There were forty people on the tour on the 24th November, it was an overcast day but luckily the rain held off. I had researched some of the graves mentioned in the novel; Ruth had created her own stories around them and told the audience about her sources of inspiration.

One of the most iconic monuments in ‘Sally’ is the ’Cate Blanchett Angel ‘a life-size kneeling angel situated at the corner of the plot of the Ibbett family. The angel has been displaced by a later plainer monument in granite to Charles Ibbett a wealthy dairyman and farmer. The angel may have been the monument to his mother Rebecca, who died in 1904 and who started him on his path to success.

The graves of children featured in the book. There is the beautiful marble monument of the sleeping two year old Jean Turing Eve which has been turned into ‘Little Marie’. We walk to the Children’s corner at the far end of the cemetery where the touching sights of toys decorate their little graves.

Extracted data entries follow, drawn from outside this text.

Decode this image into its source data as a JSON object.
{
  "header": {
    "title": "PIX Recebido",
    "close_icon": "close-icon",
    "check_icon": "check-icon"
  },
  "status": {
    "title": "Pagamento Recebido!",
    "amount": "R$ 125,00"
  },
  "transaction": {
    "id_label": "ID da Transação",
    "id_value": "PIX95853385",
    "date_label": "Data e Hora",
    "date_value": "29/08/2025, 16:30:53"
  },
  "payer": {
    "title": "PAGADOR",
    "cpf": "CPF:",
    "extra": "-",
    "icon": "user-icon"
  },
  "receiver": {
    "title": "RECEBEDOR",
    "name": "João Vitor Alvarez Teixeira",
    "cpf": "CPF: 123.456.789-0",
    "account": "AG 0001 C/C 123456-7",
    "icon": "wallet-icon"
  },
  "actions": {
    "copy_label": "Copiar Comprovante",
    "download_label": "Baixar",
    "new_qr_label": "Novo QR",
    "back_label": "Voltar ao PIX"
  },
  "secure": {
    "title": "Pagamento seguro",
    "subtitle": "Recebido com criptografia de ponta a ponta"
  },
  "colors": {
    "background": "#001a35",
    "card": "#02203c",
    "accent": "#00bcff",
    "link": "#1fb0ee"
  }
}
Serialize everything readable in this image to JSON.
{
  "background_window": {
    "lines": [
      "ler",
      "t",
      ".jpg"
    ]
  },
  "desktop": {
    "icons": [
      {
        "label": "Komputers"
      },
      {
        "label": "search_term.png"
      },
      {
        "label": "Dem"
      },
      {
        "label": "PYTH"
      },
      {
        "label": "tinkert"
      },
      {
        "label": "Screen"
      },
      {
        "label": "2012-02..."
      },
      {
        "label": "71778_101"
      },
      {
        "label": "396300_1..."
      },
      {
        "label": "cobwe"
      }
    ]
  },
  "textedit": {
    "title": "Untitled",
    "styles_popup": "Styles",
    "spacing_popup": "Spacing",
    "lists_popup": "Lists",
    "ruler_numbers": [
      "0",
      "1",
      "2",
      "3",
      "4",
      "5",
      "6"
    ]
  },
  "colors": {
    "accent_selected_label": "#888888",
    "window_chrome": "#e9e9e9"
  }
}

Ruth uses the story of her own uncle in the book, Sapper W W Ralph. Sapper Ralph is mentioned in the book as a character who died of heatstroke in Mesopotamia although Ruth’s uncle was killed in action.

In her book Ruth describes ‘the Field of Inebriation’ where the headstones loll backwards and forward as if drunk! We arrive at the bench with the great view over Bedford where in the book Masha and Edward have lunch. Other stops include the honeypots, cremation plaques that resemble honeycomb and the small cremation stones in the ‘dwarfs’ graveyard.

Ruth is also inspired by the beautiful landscape, trees and wildlife in the cemetery. One of her favourite trees is Arbutus unedo,  the strawberry tree with its frosted reddish berries. (My Love’s an Arbutus) In the book Masha hangs decorations on the tree in memory of her son and the children in the cemetery. When we arrive at the tree, there are the decorations!

We end the tour at the wall plaque of Lily Phyllis Phoebe Gilbert, who died in 1956; an inspirational name for Ruth who stops and chats to Lily on her walks. In the book she becomes the mother of Sally Redshoes. In reality Lily was born in Irthingborough, Northampton, the daughter of Joseph John Inwards who worked in the shoe trade. Lily was a widow of 36 when she married her second husband Charles Gilbert age 25 in 1911.